久々の能鑑賞だった。
いいものだ。心落ち着く。
事前にしっかりと予習しておく。それぞれの詞章をプリントアウトして、読んでおく。当日もそれを見ながらの鑑賞。そうすれば言葉も意味も分かる。
昨日の国立能楽堂での金春会定期能。
三題。
「西王母」 古代中国周の宮殿。伝説的な仙女西王母が、仙境の我が庭に三千年に一度花咲実を結ぶ桃を捧げ、御代を祝す。
いずれ能は幽玄・夢物語。そんな桃がどんな味か、美味しい桃が食べたくなった。
「頼政」 源三位頼政の幽霊が、源平戦に敗れて自害した平等院の扇の芝に旅の僧を案内し、宇治川での両軍の戦い振りを語り、弔いを頼み消えていく。

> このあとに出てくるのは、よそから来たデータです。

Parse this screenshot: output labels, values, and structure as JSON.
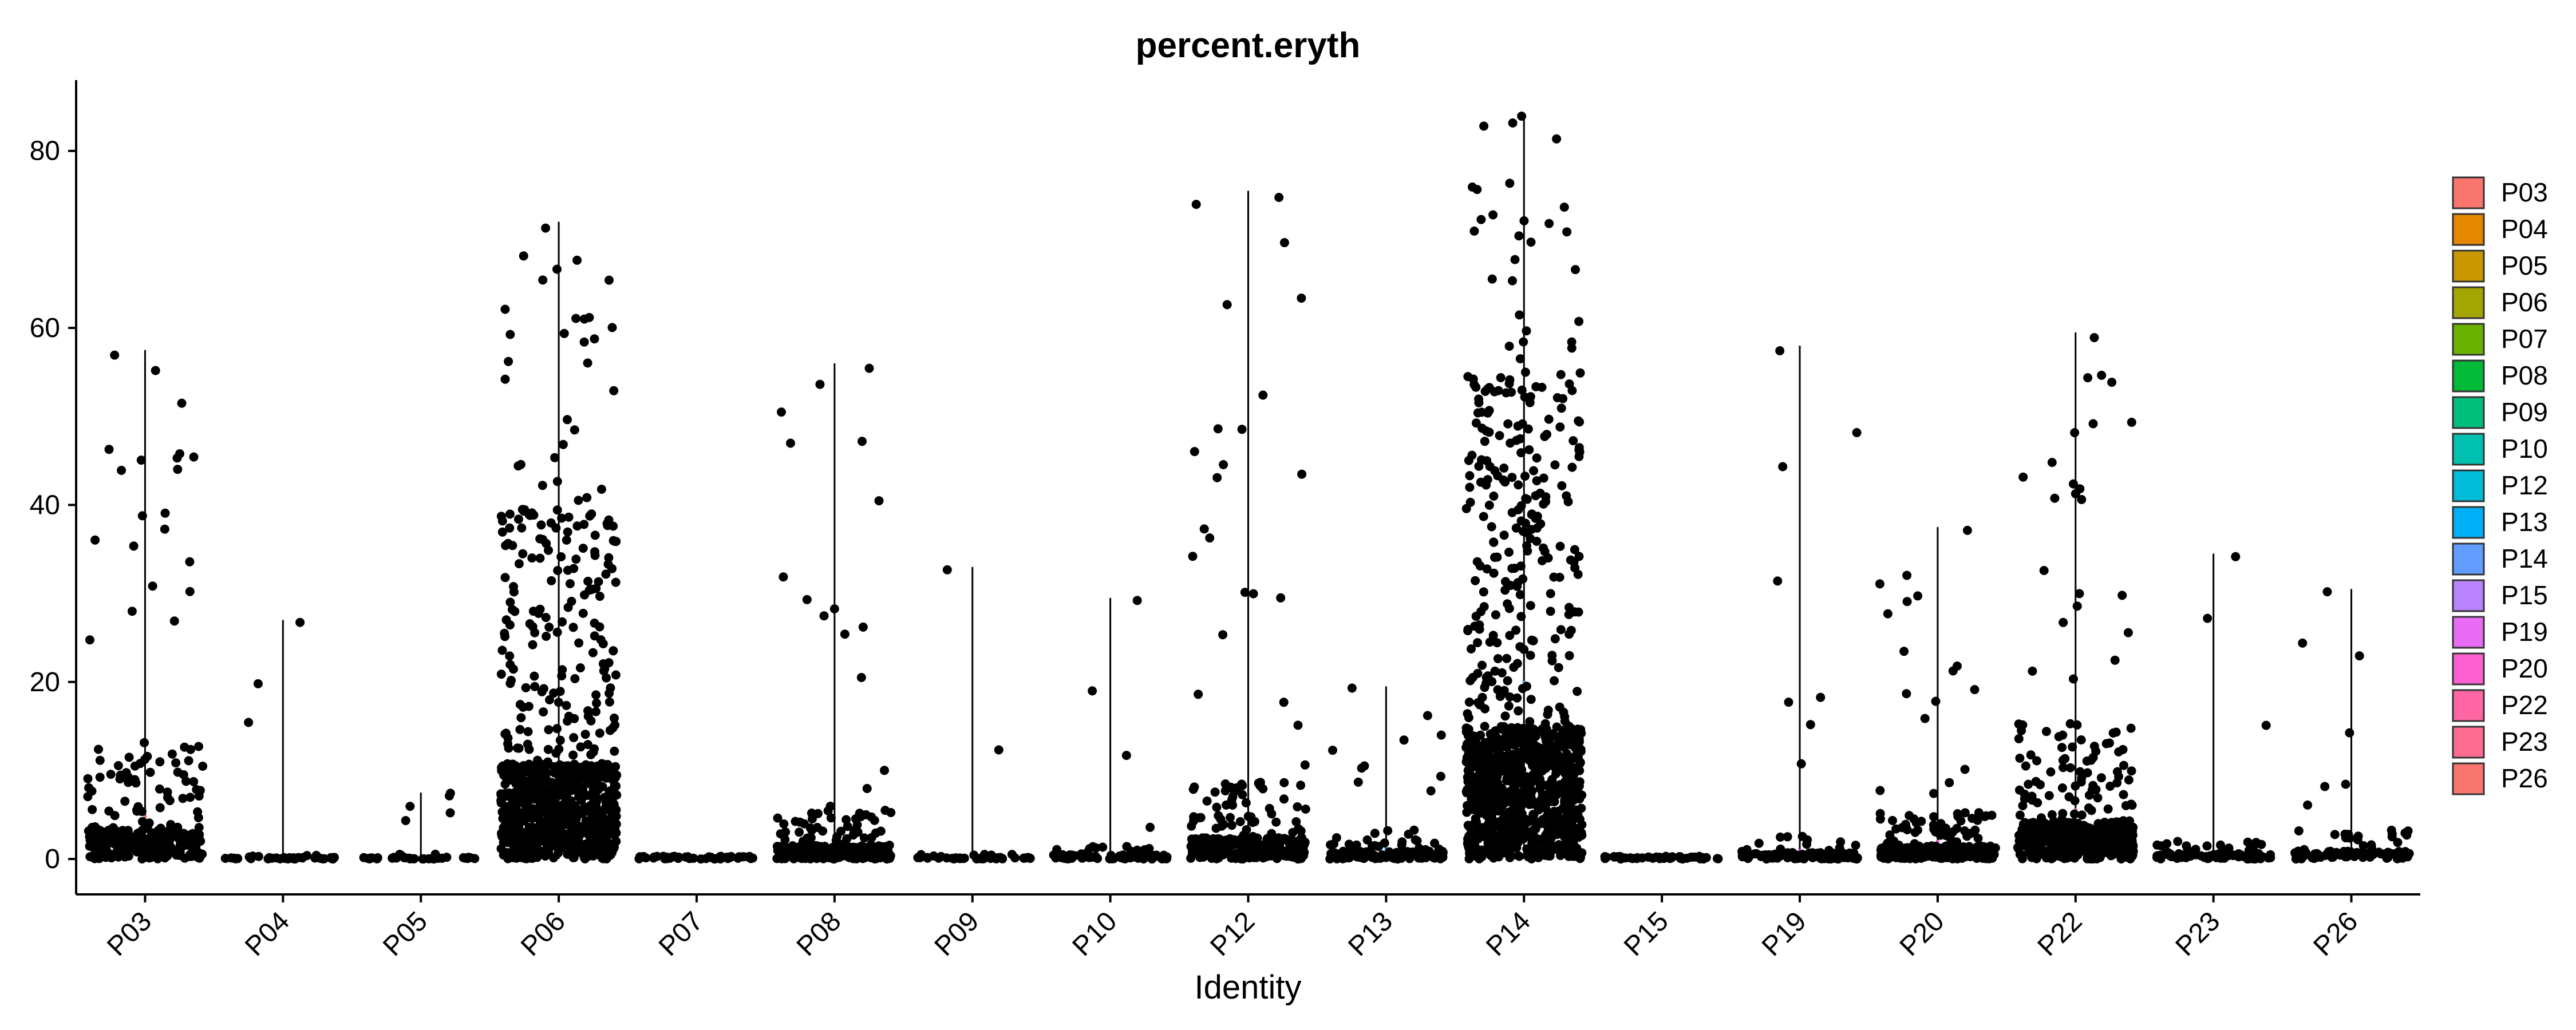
{
  "chart_data": {
    "type": "violin",
    "title": "percent.eryth",
    "xlabel": "Identity",
    "ylabel": "",
    "ylim": [
      -4,
      88
    ],
    "yticks": [
      0,
      20,
      40,
      60,
      80
    ],
    "legend_position": "right",
    "grid": false,
    "points": "jittered cells, black",
    "categories": [
      "P03",
      "P04",
      "P05",
      "P06",
      "P07",
      "P08",
      "P09",
      "P10",
      "P12",
      "P13",
      "P14",
      "P15",
      "P19",
      "P20",
      "P22",
      "P23",
      "P26"
    ],
    "colors": [
      "#F8766D",
      "#E58700",
      "#C99800",
      "#A3A500",
      "#6BB100",
      "#00BA38",
      "#00BF7D",
      "#00C0AF",
      "#00BCD8",
      "#00B0F6",
      "#619CFF",
      "#B983FF",
      "#E76BF3",
      "#FD61D1",
      "#FF67A4",
      "#FF6C91",
      "#F8766D"
    ],
    "legend_entries": [
      "P03",
      "P04",
      "P05",
      "P06",
      "P07",
      "P08",
      "P09",
      "P10",
      "P12",
      "P13",
      "P14",
      "P15",
      "P19",
      "P20",
      "P22",
      "P23",
      "P26"
    ],
    "legend_colors": [
      "#F8766D",
      "#E58700",
      "#C99800",
      "#A3A500",
      "#6BB100",
      "#00BA38",
      "#00BF7D",
      "#00C0AF",
      "#00BCD8",
      "#00B0F6",
      "#619CFF",
      "#B983FF",
      "#E76BF3",
      "#FD61D1",
      "#FF67A4",
      "#FF6C91",
      "#F8766D"
    ],
    "series_max": [
      57.5,
      27,
      7.5,
      72,
      0.3,
      56,
      33,
      29.5,
      75.5,
      19.5,
      84,
      0.3,
      58,
      37.5,
      59.5,
      34.5,
      30.5
    ],
    "series_density": [
      320,
      40,
      40,
      900,
      50,
      280,
      45,
      80,
      300,
      150,
      1100,
      50,
      130,
      300,
      450,
      90,
      120
    ],
    "series_spread": [
      6,
      0.3,
      0.3,
      18,
      0,
      2.5,
      0.3,
      0.8,
      4,
      1.5,
      25,
      0,
      1.2,
      2.5,
      7,
      1,
      1.5
    ]
  }
}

鋭い眼が特徴の頼政の専用面を着けた生前の老武者姿が惹きつける。
「籠太鼓」 九州松浦で人殺しで捉えられた男が牢破りをする。と、代わりに妻を身代わりに籠に入れる。牢番が時を知らせる太鼓をたたくと妻は発狂する。牢から出そうとするが嫌がり、太鼓を打って夫への恋慕を募らす。こころを動かされた役人が二人を許すと、妻は夫の居場所を明かし夫の元に急ぐ。

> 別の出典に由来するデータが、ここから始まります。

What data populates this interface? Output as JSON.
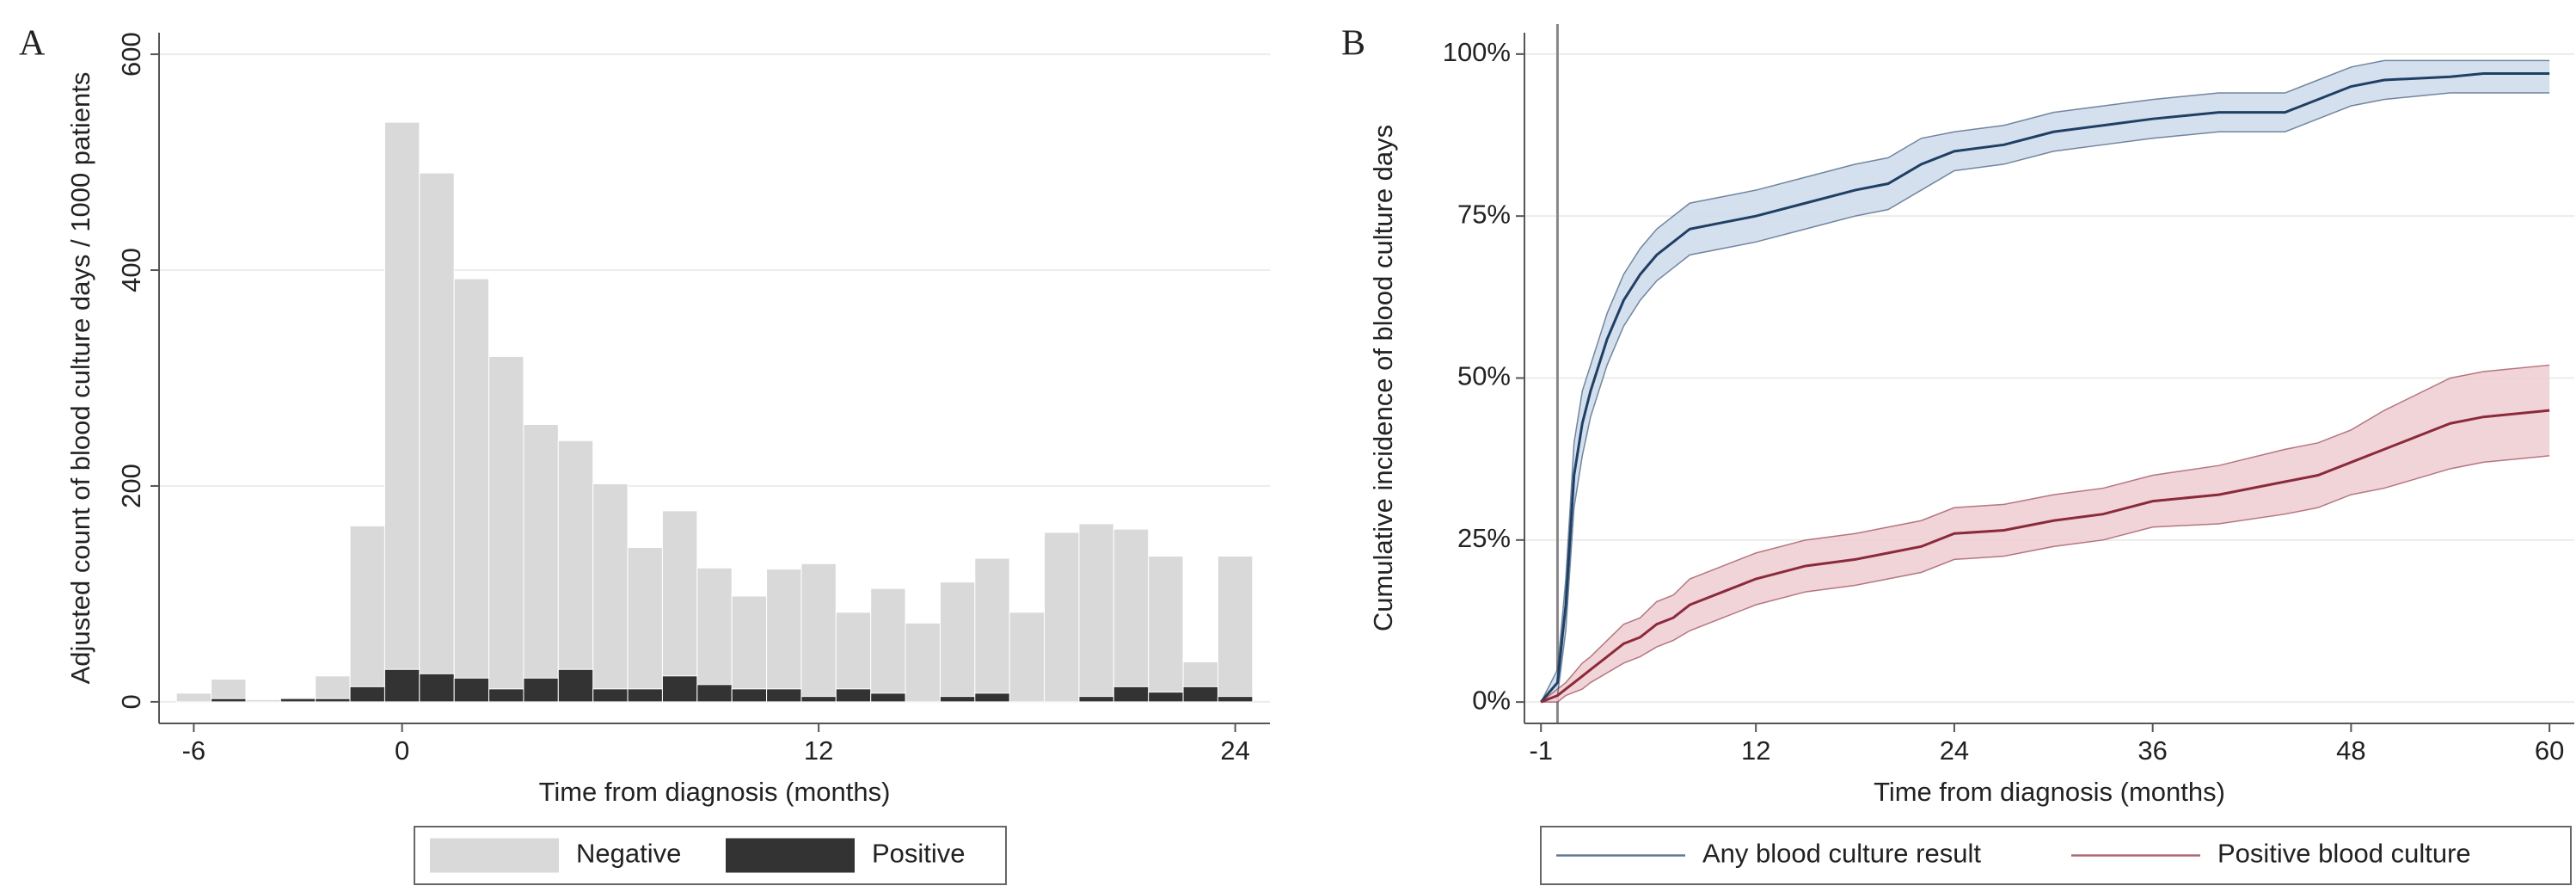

久々の能鑑賞だった。やはりいい。笛や太鼓、小太鼓の音も実にいい。面は見る角度によって表情を変えて驚かされる。舞もゆっくりでこころ落ち着く。
何人か外国人の見学者が居たが、よほどの日本語の達人、しかも古文の、そして歴史も、と、日本人でも分からない能の世界を、鑑賞するのは、ちと無理があろうな。歌舞伎ほど華やかで動きが有るわけではないし。